3/13シラクーサ旅行記4 ポリスは消えて思想は残る

ああ忙しいシラクーサ滞在。

というか、今回のシチリア旅行は、我々にしては(我々にしてはですよ!)、非常に忙しい、しゃかりき旅程である。疲れていなくても、「忙しい」ってだけで、疲れている気分になってしまう。今日は、この忙しいシラクーサ滞在の中で、ノートという町にも日帰りで行ってやろうかと思っている。

で、実際に疲れていたかというと、実はそうでもなかった。疲れているのは「気分」だけのようで、朝は、スッキリと7時に目が覚めて、爽快であった。海が少しだけ見えるテラスに出て、シラクーサの朝日を浴びながら、ラジオ体操をした。何とヘルシーであることか。

シラクーサで、このB&Bに宿泊したのは、「朝ごはんが美味しそうだから」というのが、一番の理由だった。しかし、我々が宿泊した時は、建物全体が改装中で、朝食を提供する場所が使えないため、代わりに、チケットをもらって、近くのバールで朝食を取る形になっていた。イタリアのバールでの朝食ってのは、たいていカプチーノに甘いパン程度で、軽い朝食である。

バールで取る朝食は、美味しいし、実にイタリア式の朝食って感じなので、イタリアの日常生活を体験するには面白いのだけど、ボリュームたっぷりの朝食を期待していた我々はちょっと残念であった。

シラクーサ

こちらがバールで食べるイタリア式朝食。外国人観光客を意識したホテルなどで食べる朝食には、サラダ、ハム、チーズ、フルーツにヨーグルトなどが出てくることがあるが、バールで食べる朝食は、原則こんな感じだ。ビタミンが足りないね、ビタミンが。てなわけで、あとからスプレムータ(オレンジの生搾りジュース)を追加したよ。

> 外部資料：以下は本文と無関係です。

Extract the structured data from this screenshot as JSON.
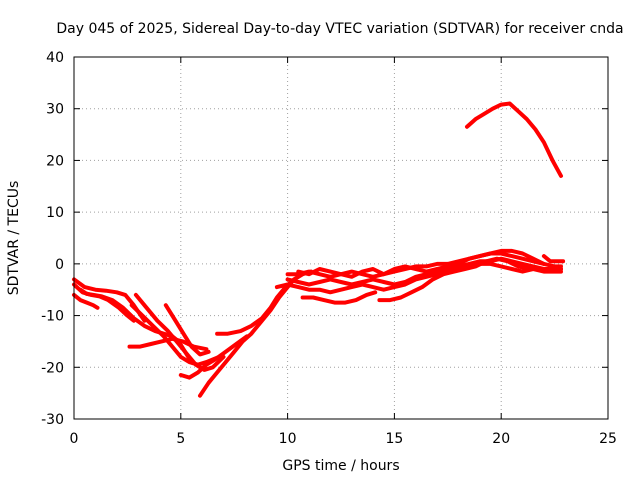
{
  "chart_data": {
    "type": "line",
    "title": "Day 045 of 2025, Sidereal Day-to-day VTEC variation (SDTVAR) for receiver cnda",
    "xlabel": "GPS time / hours",
    "ylabel": "SDTVAR / TECUs",
    "xlim": [
      0,
      25
    ],
    "ylim": [
      -30,
      40
    ],
    "xticks": [
      0,
      5,
      10,
      15,
      20,
      25
    ],
    "yticks": [
      -30,
      -20,
      -10,
      0,
      10,
      20,
      30,
      40
    ],
    "grid": true,
    "line_color": "#ff0000",
    "series": [
      {
        "name": "trace-a",
        "x": [
          0,
          0.5,
          1,
          1.5,
          2,
          2.4,
          2.8,
          3.3
        ],
        "y": [
          -3,
          -4.5,
          -5,
          -5.2,
          -5.5,
          -6,
          -8,
          -11
        ]
      },
      {
        "name": "trace-b",
        "x": [
          0,
          0.4,
          0.8,
          1.2,
          1.6,
          2.1,
          2.5,
          2.8
        ],
        "y": [
          -4,
          -5.5,
          -6,
          -6.3,
          -7,
          -8.5,
          -10,
          -11
        ]
      },
      {
        "name": "trace-c",
        "x": [
          0,
          0.3,
          0.6,
          0.9,
          1.1
        ],
        "y": [
          -6,
          -7,
          -7.5,
          -8,
          -8.5
        ]
      },
      {
        "name": "trace-d",
        "x": [
          0.3,
          0.6,
          0.9,
          1.3,
          1.8,
          2.3,
          2.8,
          3.3,
          3.8,
          4.2,
          4.6,
          4.9,
          5.2,
          5.5
        ],
        "y": [
          -5,
          -5.8,
          -6,
          -6.3,
          -7,
          -8.5,
          -10.5,
          -12,
          -13,
          -13.5,
          -14,
          -15,
          -17,
          -19
        ]
      },
      {
        "name": "trace-e",
        "x": [
          2.9,
          3.4,
          3.9,
          4.4,
          4.9,
          5.3,
          5.7,
          6.1,
          6.5,
          7.0
        ],
        "y": [
          -6,
          -8.5,
          -11,
          -13,
          -15.5,
          -17.5,
          -19.5,
          -20.5,
          -20,
          -18
        ]
      },
      {
        "name": "trace-f",
        "x": [
          2.7,
          3.2,
          3.7,
          4.2,
          4.6,
          5.0,
          5.4,
          5.8,
          6.2,
          6.8
        ],
        "y": [
          -8,
          -10,
          -12,
          -14,
          -16,
          -18,
          -19,
          -19.5,
          -19,
          -18
        ]
      },
      {
        "name": "trace-g",
        "x": [
          2.6,
          3.1,
          3.6,
          4.1,
          4.6,
          5.1,
          5.6,
          6.2
        ],
        "y": [
          -16,
          -16,
          -15.5,
          -15,
          -14.5,
          -15,
          -16,
          -16.5
        ]
      },
      {
        "name": "trace-h",
        "x": [
          4.3,
          4.6,
          4.9,
          5.2,
          5.5,
          5.9,
          6.3
        ],
        "y": [
          -8,
          -10,
          -12,
          -14,
          -16,
          -17.5,
          -17
        ]
      },
      {
        "name": "trace-i",
        "x": [
          5.0,
          5.4,
          5.8,
          6.2,
          6.6,
          7.1,
          7.6,
          8.1
        ],
        "y": [
          -21.5,
          -22,
          -21,
          -19.5,
          -18.5,
          -17,
          -15.5,
          -14
        ]
      },
      {
        "name": "trace-j",
        "x": [
          5.9,
          6.3,
          6.7,
          7.1,
          7.5,
          7.9,
          8.3,
          8.7,
          9.2,
          9.6,
          10.0,
          10.3,
          10.7
        ],
        "y": [
          -25.5,
          -23,
          -21,
          -19,
          -17,
          -15,
          -13.5,
          -11.5,
          -9,
          -6.5,
          -4.5,
          -3,
          -2
        ]
      },
      {
        "name": "trace-k",
        "x": [
          6.7,
          7.2,
          7.8,
          8.3,
          8.8,
          9.2,
          9.5,
          9.9,
          10.3,
          10.7,
          11.1
        ],
        "y": [
          -13.5,
          -13.5,
          -13,
          -12,
          -10.5,
          -8.5,
          -6.5,
          -4.5,
          -3,
          -2,
          -1.5
        ]
      },
      {
        "name": "trace-l",
        "x": [
          10.7,
          11.2,
          11.7,
          12.2,
          12.7,
          13.2,
          13.7,
          14.1
        ],
        "y": [
          -6.5,
          -6.5,
          -7,
          -7.5,
          -7.5,
          -7,
          -6,
          -5.5
        ]
      },
      {
        "name": "trace-m",
        "x": [
          10.0,
          10.5,
          11.0,
          11.5,
          12.0,
          12.5,
          13.0,
          13.5,
          14.0,
          14.5,
          15.0,
          15.5,
          16.0,
          16.5,
          17.0,
          17.5,
          18.0,
          18.5,
          19.0,
          19.5,
          20.0,
          20.5,
          21.0,
          21.5,
          22.0,
          22.5,
          22.8
        ],
        "y": [
          -3,
          -3.5,
          -4,
          -3.5,
          -3,
          -3.5,
          -4,
          -3.5,
          -3,
          -3.5,
          -4,
          -3.5,
          -2.5,
          -2,
          -1.5,
          -1,
          -0.5,
          0,
          0.5,
          0.5,
          1,
          0.5,
          0,
          -0.5,
          -1,
          -1,
          -1
        ]
      },
      {
        "name": "trace-n",
        "x": [
          10.0,
          10.5,
          11.0,
          11.5,
          12.0,
          12.5,
          13.0,
          13.5,
          14.0,
          14.5,
          15.0,
          15.5,
          16.0,
          16.5,
          17.0,
          17.5,
          18.0,
          18.5,
          19.0,
          19.5,
          20.0,
          20.5,
          21.0,
          21.5,
          22.0,
          22.5,
          22.8
        ],
        "y": [
          -2,
          -2,
          -1.5,
          -2,
          -2.5,
          -2,
          -1.5,
          -2,
          -2.5,
          -2,
          -1.5,
          -1,
          -0.5,
          -0.5,
          0,
          0,
          0.5,
          1,
          1.5,
          2,
          2,
          1.5,
          1,
          0.5,
          0,
          -0.5,
          -0.5
        ]
      },
      {
        "name": "trace-o",
        "x": [
          9.5,
          10.0,
          10.5,
          11.0,
          11.5,
          12.0,
          12.5,
          13.0,
          13.5,
          14.0,
          14.5,
          15.0,
          15.5,
          16.0,
          16.5,
          17.0,
          17.5,
          18.0,
          18.5,
          19.0,
          19.5,
          20.0,
          20.5,
          21.0,
          21.5,
          22.0,
          22.5,
          22.8
        ],
        "y": [
          -4.5,
          -4,
          -4.5,
          -5,
          -5,
          -5.5,
          -5,
          -4.5,
          -4,
          -4.5,
          -5,
          -4.5,
          -4,
          -3,
          -2.5,
          -2,
          -1.5,
          -1,
          -0.5,
          0,
          0,
          -0.5,
          -1,
          -1.5,
          -1,
          -1.5,
          -1.5,
          -1.5
        ]
      },
      {
        "name": "trace-p",
        "x": [
          10.5,
          11.0,
          11.5,
          12.0,
          12.5,
          13.0,
          13.5,
          14.0,
          14.5,
          15.0,
          15.5,
          16.0,
          16.5,
          17.0,
          17.5,
          18.0,
          18.5,
          19.0,
          19.5,
          20.0,
          20.5,
          21.0,
          21.5,
          22.0
        ],
        "y": [
          -1.5,
          -2,
          -1,
          -1.5,
          -2,
          -2.5,
          -1.5,
          -1,
          -2,
          -1,
          -0.5,
          -1,
          -1.5,
          -1,
          -0.5,
          0,
          1,
          1.5,
          2,
          2.5,
          2.5,
          2,
          1,
          0
        ]
      },
      {
        "name": "trace-q",
        "x": [
          14.3,
          14.8,
          15.3,
          15.8,
          16.3,
          16.8,
          17.3,
          17.8,
          18.3,
          18.8,
          19.3,
          19.8,
          20.3,
          20.8,
          21.3,
          21.8,
          22.3,
          22.8
        ],
        "y": [
          -7,
          -7,
          -6.5,
          -5.5,
          -4.5,
          -3,
          -2,
          -1.5,
          -1,
          -0.5,
          0.5,
          1,
          0.5,
          -0.5,
          -1,
          -1,
          -1,
          -1
        ]
      },
      {
        "name": "trace-r",
        "x": [
          22.0,
          22.3,
          22.6,
          22.9
        ],
        "y": [
          1.5,
          0.5,
          0.5,
          0.5
        ]
      },
      {
        "name": "trace-s",
        "x": [
          18.4,
          18.8,
          19.2,
          19.6,
          20.0,
          20.4,
          20.8,
          21.2,
          21.6,
          22.0,
          22.4,
          22.8
        ],
        "y": [
          26.5,
          28,
          29,
          30,
          30.8,
          31,
          29.5,
          28,
          26,
          23.5,
          20,
          17
        ]
      }
    ]
  }
}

今日は、この後、午後からはノートに行く予定である。ノートへの行き方などを確認するために、最初に観光インフォメーションに向かったのだが、この観光都市シラクーサで、観光インフォメーションを探すのに苦労した。

地図では、アルキメデス広場のすぐ近く、宿泊しているB&Bからすぐの場所にインフォメーションのマークが書いてあるのだが、見当たらない。そこで、港にあるインフォメーションまで行ってみたのだが、こちらは閉まっていた。

シラクーサ人は親切な人が多く、困っていると、向こうからすぐ観光情報を教えてくれるので、シラクーサの町全体が観光インフォメーションって感じだ。だから、インフォメーションが閉まっていても、観光に苦労はしないのだけど、何せ、必要なのはシラクーサ情報ではなくてノート情報なのだ。イタリアの町の人たちは、だいたい自分の町のことしか知らないので、聞きようがない。

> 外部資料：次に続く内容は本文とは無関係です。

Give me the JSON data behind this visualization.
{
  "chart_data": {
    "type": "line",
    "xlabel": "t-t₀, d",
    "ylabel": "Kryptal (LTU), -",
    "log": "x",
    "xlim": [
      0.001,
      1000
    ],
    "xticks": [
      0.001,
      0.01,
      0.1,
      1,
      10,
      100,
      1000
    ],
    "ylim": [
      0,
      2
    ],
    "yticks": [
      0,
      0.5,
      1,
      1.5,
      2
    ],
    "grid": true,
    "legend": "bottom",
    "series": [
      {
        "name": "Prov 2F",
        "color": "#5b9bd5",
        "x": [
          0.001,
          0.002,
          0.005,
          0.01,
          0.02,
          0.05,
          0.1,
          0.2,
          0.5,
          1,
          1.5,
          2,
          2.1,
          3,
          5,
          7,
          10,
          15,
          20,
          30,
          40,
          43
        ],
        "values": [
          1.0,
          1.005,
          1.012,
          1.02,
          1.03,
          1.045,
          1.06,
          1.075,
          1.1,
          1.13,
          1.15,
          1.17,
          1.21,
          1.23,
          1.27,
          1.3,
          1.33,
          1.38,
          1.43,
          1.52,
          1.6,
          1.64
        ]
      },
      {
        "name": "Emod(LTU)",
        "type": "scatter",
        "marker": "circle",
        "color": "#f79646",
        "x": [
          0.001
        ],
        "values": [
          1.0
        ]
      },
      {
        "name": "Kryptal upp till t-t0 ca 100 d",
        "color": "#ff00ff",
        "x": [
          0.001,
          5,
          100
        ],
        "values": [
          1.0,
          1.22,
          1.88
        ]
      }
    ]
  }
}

そんなわけで、ノートへの行き方などは、バス停や鉄道駅に行って調べたのだが、ノートの話は、ノートの旅行記と一緒に書いた方がスッキリしそうなので、このへんの話は次に回すとして、ちょっと時系列は前後するが、先に午前中に回ったシラクーサ観光の話から書くよ!

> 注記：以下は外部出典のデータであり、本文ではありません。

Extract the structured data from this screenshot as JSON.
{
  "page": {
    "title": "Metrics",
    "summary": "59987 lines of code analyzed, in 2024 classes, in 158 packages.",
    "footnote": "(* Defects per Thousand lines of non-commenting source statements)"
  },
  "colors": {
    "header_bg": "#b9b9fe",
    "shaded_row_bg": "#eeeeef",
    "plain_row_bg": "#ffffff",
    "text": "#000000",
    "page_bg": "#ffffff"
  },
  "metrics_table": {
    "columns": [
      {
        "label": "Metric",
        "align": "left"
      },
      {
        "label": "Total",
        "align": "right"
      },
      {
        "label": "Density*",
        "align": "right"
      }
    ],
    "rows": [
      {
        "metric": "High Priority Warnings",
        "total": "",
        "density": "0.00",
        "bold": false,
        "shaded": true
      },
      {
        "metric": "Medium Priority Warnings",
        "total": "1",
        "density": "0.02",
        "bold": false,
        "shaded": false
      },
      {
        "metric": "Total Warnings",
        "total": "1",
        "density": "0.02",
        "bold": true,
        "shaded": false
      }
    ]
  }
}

シラクーサの町は、大きく、高台の「考古学地区」と、海側の「オルティージャ島」に分けられる。シラクーサは、古代ギリシア人がギリシアからシチリア島に渡ってきて築いた都市だ。そのため、ギリシア的に、高台に神殿(アクロポリス)、平地に市民の生活の場(アゴラ)を備え、アクロポリス跡=考古学地区、アゴラ跡=オルティージャ島なのかな、と勝手に私は思っていた。

しかし、当時のアクロポリス(神殿があって信仰の中心)は、オルティージャ島の内部のドゥオーモ広場らへんだったらしい。確かに、考古学地区に残っている遺跡は、ギリシア劇場跡やローマ劇場跡で、神殿跡ではない。ということは、高台の考古学地区は、古代ギリシア時代は、劇場などのレジャー施設が集まった場所だったのだろうか。そういえば、タオルミーナも、海の見える高台にギリシア劇場があったなあ。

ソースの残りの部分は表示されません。